Fourth, it is the height of irony that in today’s post, Mr. Mikkelson attempts to rewrite history by saying Snopes “began as a small one-person effort in 1994”—erasing his co-founder, former partner, and wife of many years, Barbara Mikkelson, who owned 50% of Bardav before selling her interest to Proper Media in 2016.
In summary, today’s post only confirms Proper Media’s allegations that Mr. Mikkelson has drained the company’s bank accounts and is unable to operate Snopes profitably without Proper Media’s expertise and management.
The complaints were both filed in the Superior Court of California in San Diego County, with Proper Media filing in early May and Bardav in early June. Proper Media has requested a jury trial, but if the legal struggle doesn't resolve soon, Snopes says it faces substantial financial trouble.
"Our legal team is fighting hard for us, but, having been cut off from all revenue, we are facing the prospect of having no financial means to continue operating the site and paying our staff (not to mention covering our legal fees) in the meanwhile," Monday's letter reads.
Here's Snopes' full letter:
Snopes.com, which began as a small one-person effort in 1994 and has since become one of the Internet’s oldest and most popular fact-checking sites, is in danger of closing its doors. So, for the first time in our history, we are turning to you, our readership, for help.
Since our inception, we have always been a self-sustaining site that provides a free service to the online world: we’ve had no sponsors, no outside investors or funding, and no source of revenue other than that provided by online advertising.

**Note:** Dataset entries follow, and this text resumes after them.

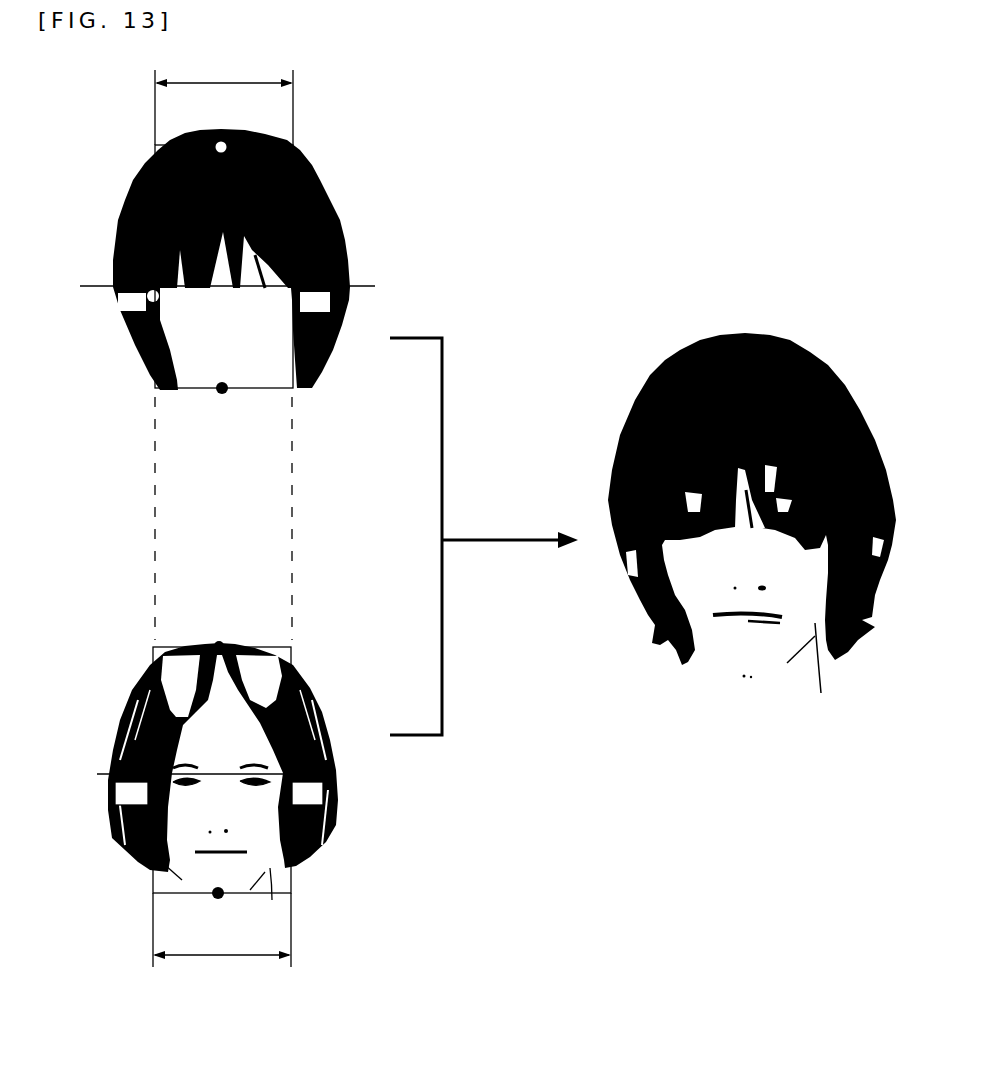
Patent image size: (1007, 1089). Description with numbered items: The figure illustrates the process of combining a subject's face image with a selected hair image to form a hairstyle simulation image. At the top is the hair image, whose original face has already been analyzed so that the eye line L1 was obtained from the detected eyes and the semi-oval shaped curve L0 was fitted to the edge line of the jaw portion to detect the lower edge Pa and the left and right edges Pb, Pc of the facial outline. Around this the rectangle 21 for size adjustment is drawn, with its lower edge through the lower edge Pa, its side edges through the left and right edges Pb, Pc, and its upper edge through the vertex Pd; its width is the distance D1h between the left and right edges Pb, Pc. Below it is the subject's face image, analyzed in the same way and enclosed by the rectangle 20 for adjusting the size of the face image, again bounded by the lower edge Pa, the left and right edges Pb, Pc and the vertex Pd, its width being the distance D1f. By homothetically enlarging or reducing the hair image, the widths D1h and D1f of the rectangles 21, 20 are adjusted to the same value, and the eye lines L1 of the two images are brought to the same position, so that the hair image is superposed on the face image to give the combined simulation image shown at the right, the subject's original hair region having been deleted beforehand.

The rectangle for size adjustment 21 is at (300, 150).
The rectangle for adjusting the size of the face image 20 is at (292, 653).
The lower edge of the facial outline Pa is at (224, 651).
The left edge of the facial outline Pb is at (131, 549).
The right edge of the facial outline Pc is at (311, 548).
The vertex Pd is at (223, 386).
The semi-oval shaped curve L0 is at (177, 314).
The eye line L1 is at (214, 528).
The width between the left and right edges of the facial outline of the hair image D1h is at (224, 103).
The width between the left and right edges of the facial outline of the face image D1f is at (222, 935).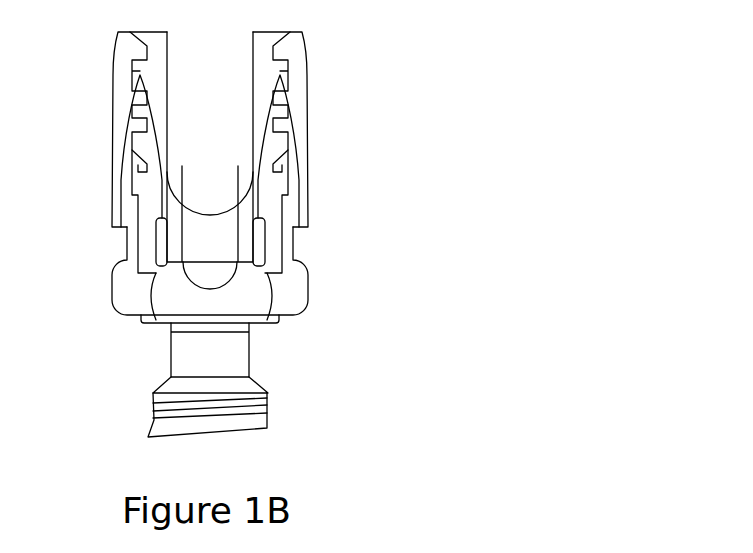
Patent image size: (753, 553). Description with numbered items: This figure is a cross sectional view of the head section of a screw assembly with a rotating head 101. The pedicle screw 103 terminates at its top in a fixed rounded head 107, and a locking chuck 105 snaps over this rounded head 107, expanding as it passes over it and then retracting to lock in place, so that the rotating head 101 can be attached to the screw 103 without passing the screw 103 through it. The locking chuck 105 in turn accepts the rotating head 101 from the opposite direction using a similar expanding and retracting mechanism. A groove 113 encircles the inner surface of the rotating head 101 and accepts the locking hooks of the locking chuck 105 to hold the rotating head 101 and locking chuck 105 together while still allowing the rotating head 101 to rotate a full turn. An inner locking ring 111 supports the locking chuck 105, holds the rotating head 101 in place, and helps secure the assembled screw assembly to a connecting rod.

The rotating head 101 is at (293, 70).
The groove 113 is at (287, 187).
The inner locking ring 111 is at (260, 240).
The locking chuck 105 is at (273, 298).
The rounded head 107 is at (182, 298).
The screw 103 is at (253, 418).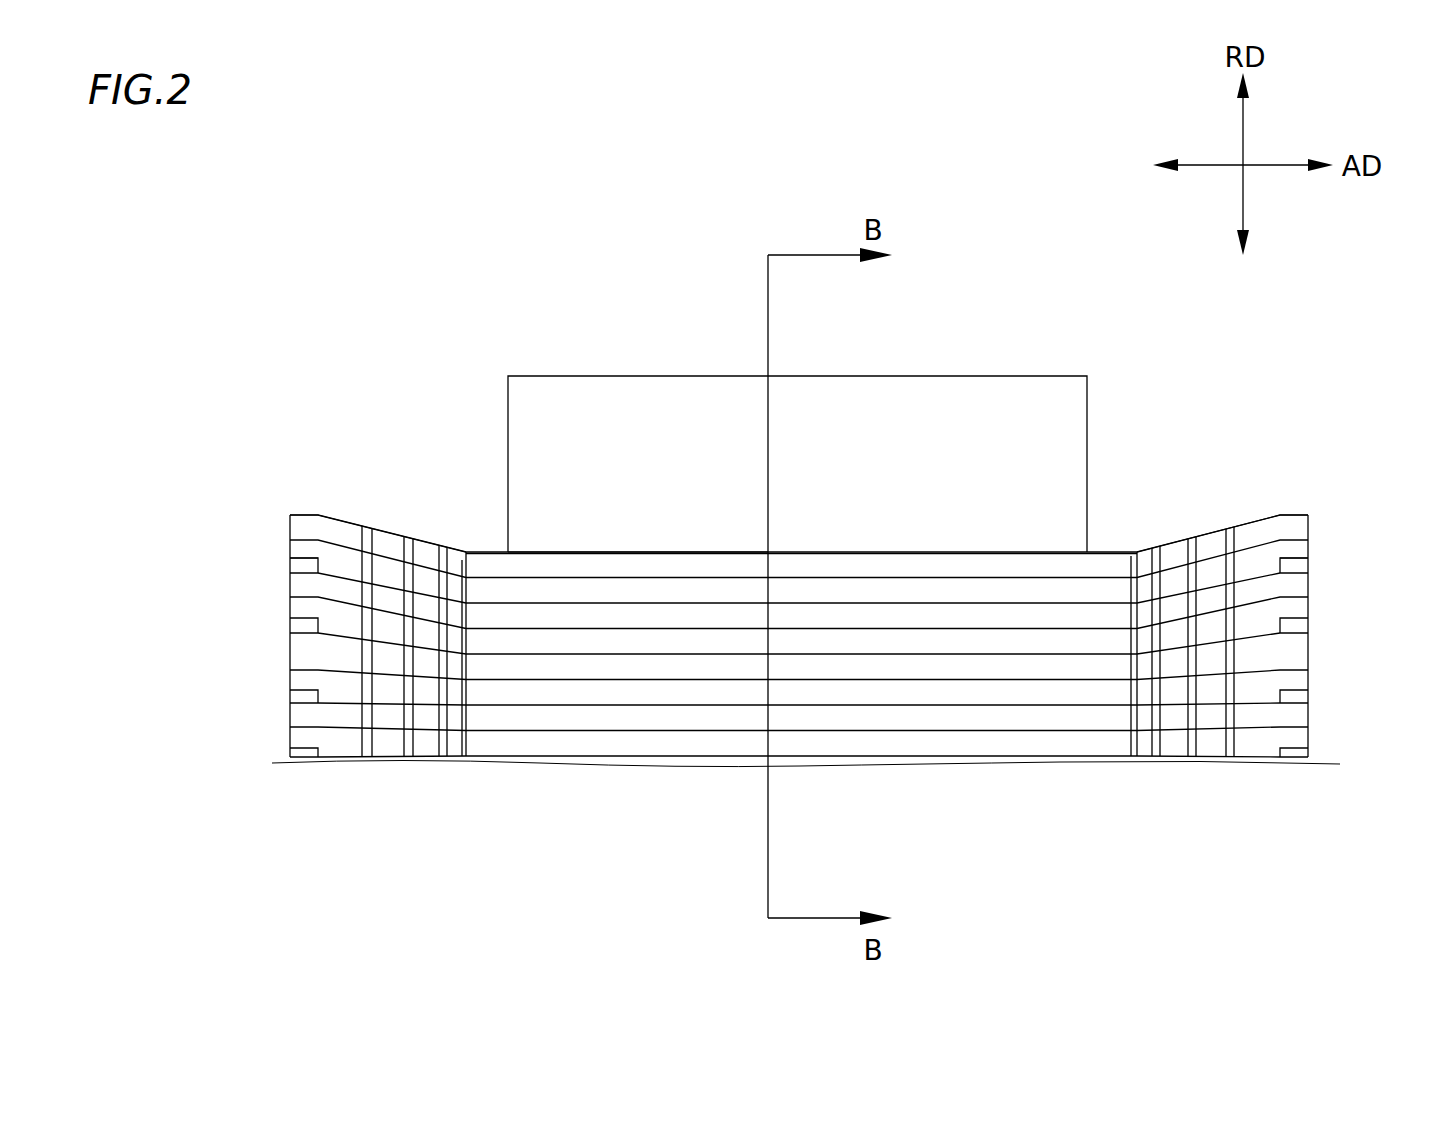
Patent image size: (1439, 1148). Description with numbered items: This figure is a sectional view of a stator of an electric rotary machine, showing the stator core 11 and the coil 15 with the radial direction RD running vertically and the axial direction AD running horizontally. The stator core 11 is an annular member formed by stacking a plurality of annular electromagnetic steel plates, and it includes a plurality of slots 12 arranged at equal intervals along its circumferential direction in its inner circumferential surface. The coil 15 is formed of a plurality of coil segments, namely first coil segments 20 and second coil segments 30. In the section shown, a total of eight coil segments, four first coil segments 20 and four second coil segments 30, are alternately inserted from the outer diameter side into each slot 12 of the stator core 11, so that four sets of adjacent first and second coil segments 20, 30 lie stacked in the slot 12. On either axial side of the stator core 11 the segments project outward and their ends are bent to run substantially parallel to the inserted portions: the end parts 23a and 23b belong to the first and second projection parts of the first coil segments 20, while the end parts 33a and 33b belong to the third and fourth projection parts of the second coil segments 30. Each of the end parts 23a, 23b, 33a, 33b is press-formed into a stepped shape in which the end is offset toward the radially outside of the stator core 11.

The stator core 11 is at (1007, 368).
The slot 12 is at (603, 553).
The coil 15 is at (815, 536).
The first coil segment 20 is at (1158, 645).
The second coil segment 30 is at (435, 645).
The end part of the first projection part 23a is at (1310, 518).
The end part of the second projection part 23b is at (290, 518).
The end part of the third projection part 33a is at (1310, 555).
The end part of the fourth projection part 33b is at (290, 553).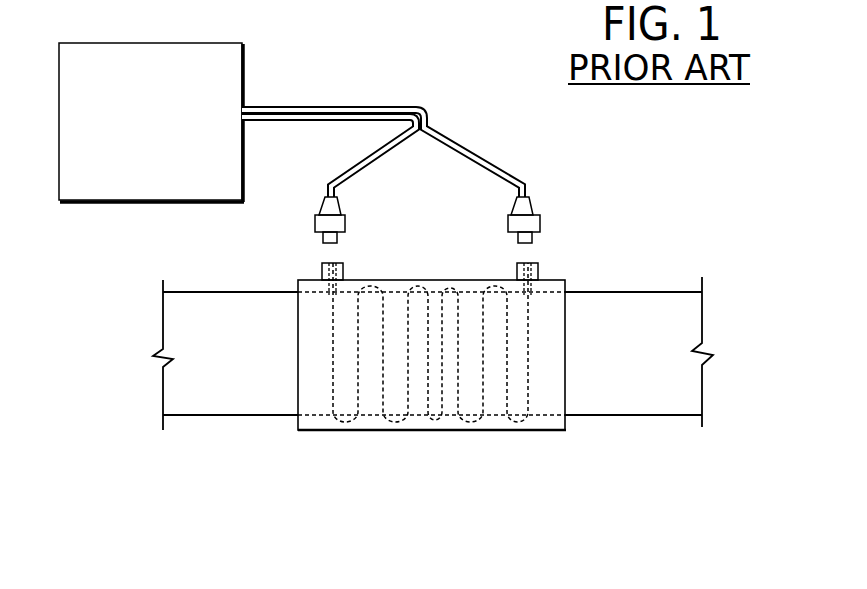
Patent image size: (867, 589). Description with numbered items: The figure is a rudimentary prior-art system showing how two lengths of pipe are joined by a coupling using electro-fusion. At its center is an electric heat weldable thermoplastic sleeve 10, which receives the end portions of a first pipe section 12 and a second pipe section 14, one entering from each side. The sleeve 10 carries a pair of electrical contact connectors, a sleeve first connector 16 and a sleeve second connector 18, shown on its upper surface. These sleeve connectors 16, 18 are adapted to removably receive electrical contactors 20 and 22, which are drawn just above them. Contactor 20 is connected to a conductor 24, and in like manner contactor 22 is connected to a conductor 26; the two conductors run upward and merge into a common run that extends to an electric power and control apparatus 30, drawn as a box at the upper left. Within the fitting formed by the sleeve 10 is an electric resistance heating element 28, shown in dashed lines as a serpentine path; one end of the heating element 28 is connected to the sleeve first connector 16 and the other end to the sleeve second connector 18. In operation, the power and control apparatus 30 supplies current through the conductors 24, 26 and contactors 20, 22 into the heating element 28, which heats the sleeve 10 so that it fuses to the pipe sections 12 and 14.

The electric heat weldable thermoplastic sleeve 10 is at (571, 279).
The first pipe section 12 is at (660, 298).
The second pipe section 14 is at (241, 308).
The sleeve first connector 16 is at (349, 262).
The sleeve second connector 18 is at (543, 261).
The electrical contactor 20 is at (353, 214).
The electrical contactor 22 is at (544, 209).
The conductor 24 is at (372, 160).
The conductor 26 is at (451, 149).
The electric resistance heating element 28 is at (388, 328).
The electric power and control apparatus 30 is at (247, 66).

Unfortunately, we have been cut off from our historic source of advertising income.
We had previously contracted with an outside vendor to provide certain services for Snopes.com. That contractual relationship ended earlier this year, but the vendor will not acknowledge the change in contractual status and continues to essentially hold the Snopes.com web site hostage. Although we maintain editorial control (for now), the vendor will not relinquish the site’s hosting to our control, so we cannot modify the site, develop it, or — most crucially — place advertising on it. The vendor continues to insert their own ads and has been withholding the advertising revenue from us.
Our legal team is fighting hard for us, but, having been cut off from all revenue, we are facing the prospect of having no financial means to continue operating the site and paying our staff (not to mention covering our legal fees) in the meanwhile.
As misinformation has increasingly threatened democracies around the world (including our own), Snopes.com has stood in the forefront of fighting for truth and dispelling misinformation online. It is vital that these efforts continue, so we are asking the Snopes.com community to donate what they can. (Our suggested donation is $10, but if you can give more please consider doing so — every little bit helps.)
We need our community now more than ever, as it is only through your support that Snopes.com can remain the community and resource we all know and love.